The insect drone of the zone unified the vibrations of insect bodies without the intention of an eidetic unity. But invariable essences were of no concern to bugs anyways. Insects have an indexical relation with the noises that they produce, which may elicit fear of a predator or arousal at a potential mate, but not the indeterminable doom that it engendered in the ears of the Zone’s language users. For those who could hear the non-essential unity of the signifier, which is the sort of whole without the unification of equivalencies assembled in music, there is a dreadful revelation to behold in a drone. The drone in the aquarium was not that of insects. It was the semiotic drone of the subjects of the signifier. It buzzed low and surged and diminished in cycles of effervescent heaves and grumbles. Yes, indeed, keep music evil and undammed. 

And then, new cascades of melodic intensities burst forth from the drone’s sound but moving ground. From its percipient body emerged twangy echoes of the middle and high registers. The reverberations of the refractoryharmonies of vibrating strings and resonating wooden hollows complemented each other like waves of crashing light.

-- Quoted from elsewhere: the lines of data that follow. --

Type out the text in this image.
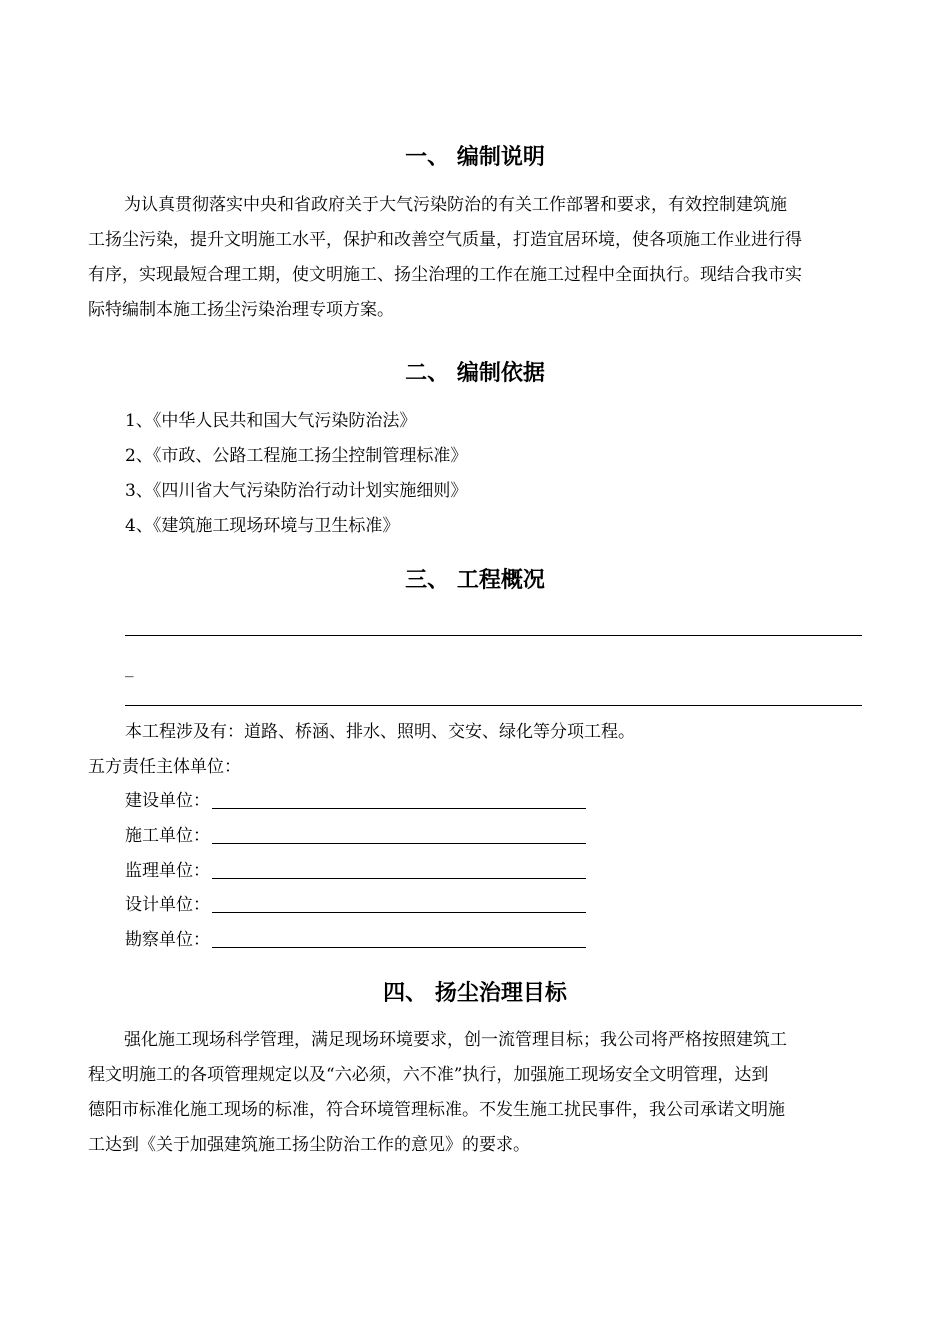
一、 编制说明

为认真贯彻落实中央和省政府关于大气污染防治的有关工作部署和要求，有效控制建筑施

工扬尘污染，提升文明施工水平，保护和改善空气质量，打造宜居环境，使各项施工作业进行得

有序，实现最短合理工期，使文明施工、扬尘治理的工作在施工过程中全面执行。现结合我市实

际特编制本施工扬尘污染治理专项方案。

二、 编制依据

1、《中华人民共和国大气污染防治法》

2、《市政、公路工程施工扬尘控制管理标准》

3、《四川省大气污染防治行动计划实施细则》

4、《建筑施工现场环境与卫生标准》

三、 工程概况
_

本工程涉及有：道路、桥涵、排水、照明、交安、绿化等分项工程。

五方责任主体单位：

建设单位：
施工单位：
监理单位：
设计单位：
勘察单位：
四、 扬尘治理目标

强化施工现场科学管理，满足现场环境要求，创一流管理目标；我公司将严格按照建筑工

程文明施工的各项管理规定以及“六必须，六不准”执行，加强施工现场安全文明管理，达到

德阳市标准化施工现场的标准，符合环境管理标准。不发生施工扰民事件，我公司承诺文明施

工达到《关于加强建筑施工扬尘防治工作的意见》的要求。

There were parallel, contrary, and oblique movements of diffractory dissonances and consonances. These chromatic cross-relations of harmonies included the inharmonious qualities of minor thirds. This sort of jangling sickness can break either way, but the nausea of it hadn’t hit them yet, only the ecstasy.   

It was all building to something, an apocalypse without an end, which is how the invisible is revealed without reducing it to the visible. They stepped down the hall with all sorts of unnecessary but significant movements. When flows of intensities are only partially objectified, their extensions in space-time are indecipherable from the so called “scientific view” of the world, which is the perspective given by the material reduction. It mostly looked like bare madness, but it was a mad promenade full of sound and fury, and the signification of somewhere else, an elsewhere that had arrived here. They were as far from the “natural attitude” of the phenomenological reduction as they were from scientific naturalism. Whatever the reduction their intentions were under, it was a reduction without subtraction, but rather a presentation of the irreducible ambiguity that was normally hidden by their default-mode networks. 

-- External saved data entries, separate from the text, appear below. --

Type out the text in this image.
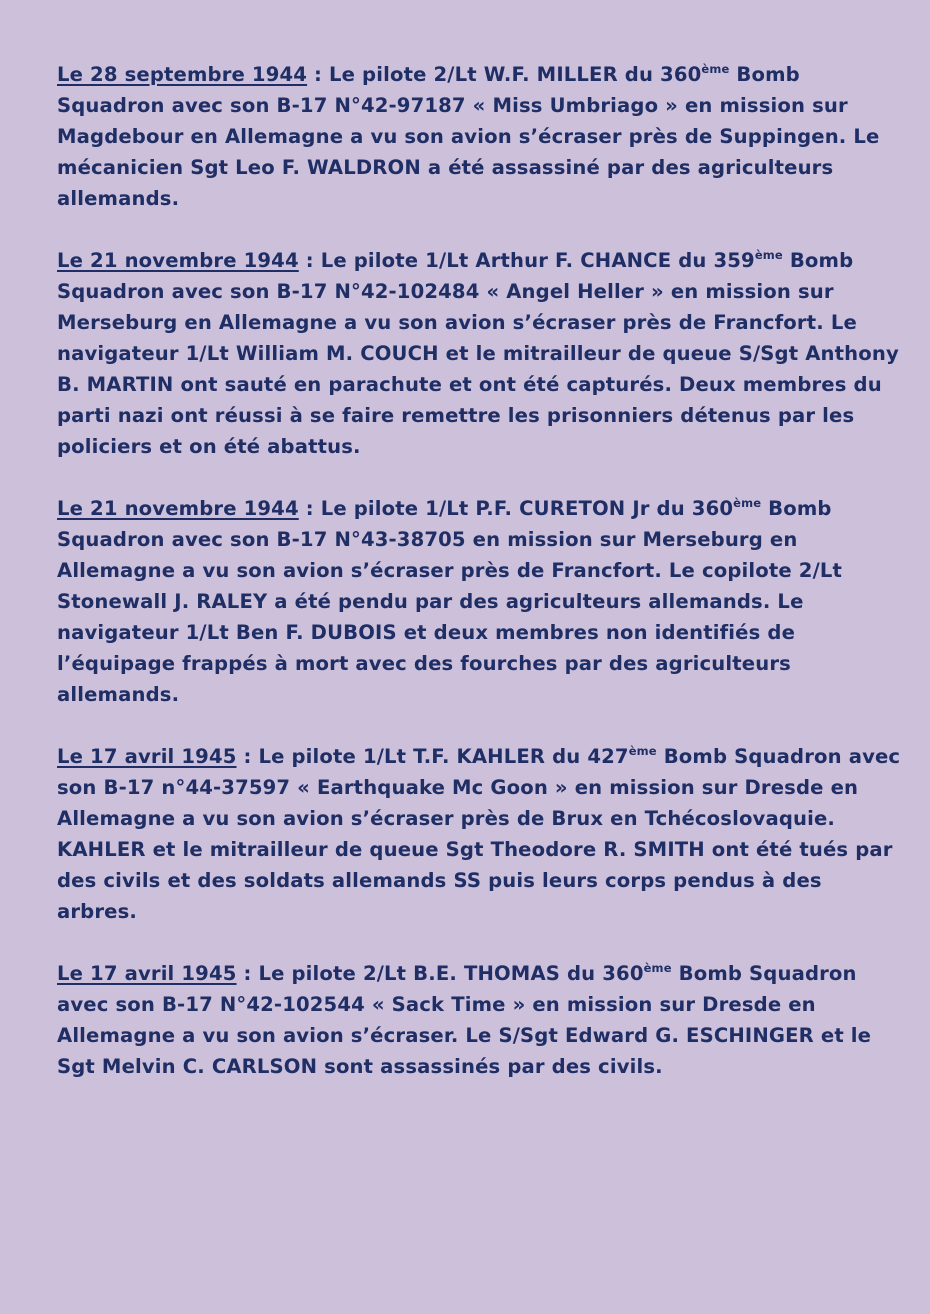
Le 28 septembre 1944 : Le pilote 2/Lt W.F. MILLER du 360ème Bomb Squadron avec son B-17 N°42-97187 « Miss Umbriago » en mission sur Magdebour en Allemagne a vu son avion s’écraser près de Suppingen. Le mécanicien Sgt Leo F. WALDRON a été assassiné par des agriculteurs allemands.

Le 21 novembre 1944 : Le pilote 1/Lt Arthur F. CHANCE du 359ème Bomb Squadron avec son B-17 N°42-102484 « Angel Heller » en mission sur Merseburg en Allemagne a vu son avion s’écraser près de Francfort. Le navigateur 1/Lt William M. COUCH et le mitrailleur de queue S/Sgt Anthony B. MARTIN ont sauté en parachute et ont été capturés. Deux membres du parti nazi ont réussi à se faire remettre les prisonniers détenus par les policiers et on été abattus.

Le 21 novembre 1944 : Le pilote 1/Lt P.F. CURETON Jr du 360ème Bomb Squadron avec son B-17 N°43-38705 en mission sur Merseburg en Allemagne a vu son avion s’écraser près de Francfort. Le copilote 2/Lt Stonewall J. RALEY a été pendu par des agriculteurs allemands. Le navigateur 1/Lt Ben F. DUBOIS et deux membres non identifiés de l’équipage frappés à mort avec des fourches par des agriculteurs allemands.

Le 17 avril 1945 : Le pilote 1/Lt T.F. KAHLER du 427ème Bomb Squadron avec son B-17 n°44-37597 « Earthquake Mc Goon » en mission sur Dresde en Allemagne a vu son avion s’écraser près de Brux en Tchécoslovaquie. KAHLER et le mitrailleur de queue Sgt Theodore R. SMITH ont été tués par des civils et des soldats allemands SS puis leurs corps pendus à des arbres.

Le 17 avril 1945 : Le pilote 2/Lt B.E. THOMAS du 360ème Bomb Squadron avec son B-17 N°42-102544 « Sack Time » en mission sur Dresde en Allemagne a vu son avion s’écraser. Le S/Sgt Edward G. ESCHINGER et le Sgt Melvin C. CARLSON sont assassinés par des civils.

As they slowly whirled into the main, domed atrium, the music was peeking in a magnificent, throbbing frenzy. They saw that the waters of its massive middle tank glowed black as pitch, which became an impossibly deep green instrange flashes of dim phosphorescent light. There was a gassy atmosphere swaying adagio around the tank. The musicians were, as of yet, out of sight because the cartel couldn’t look away from the living world of the giant caldron at the center of the watery tabernacle. Once seen, there was no unseeing. Something indecipherable had changed in their way of being. Beyond whatever change the mass exodus from the zone had wrought, beyond their studies, beyond their sex cult, they had become new. Every reduction of intentionality would hence force produce the irreducible in addition to whatever their concepts could make whole. They stood together in rapt awe at the esoteric intensities that showed themselves without uncovering. What intention had indented this lack of intention?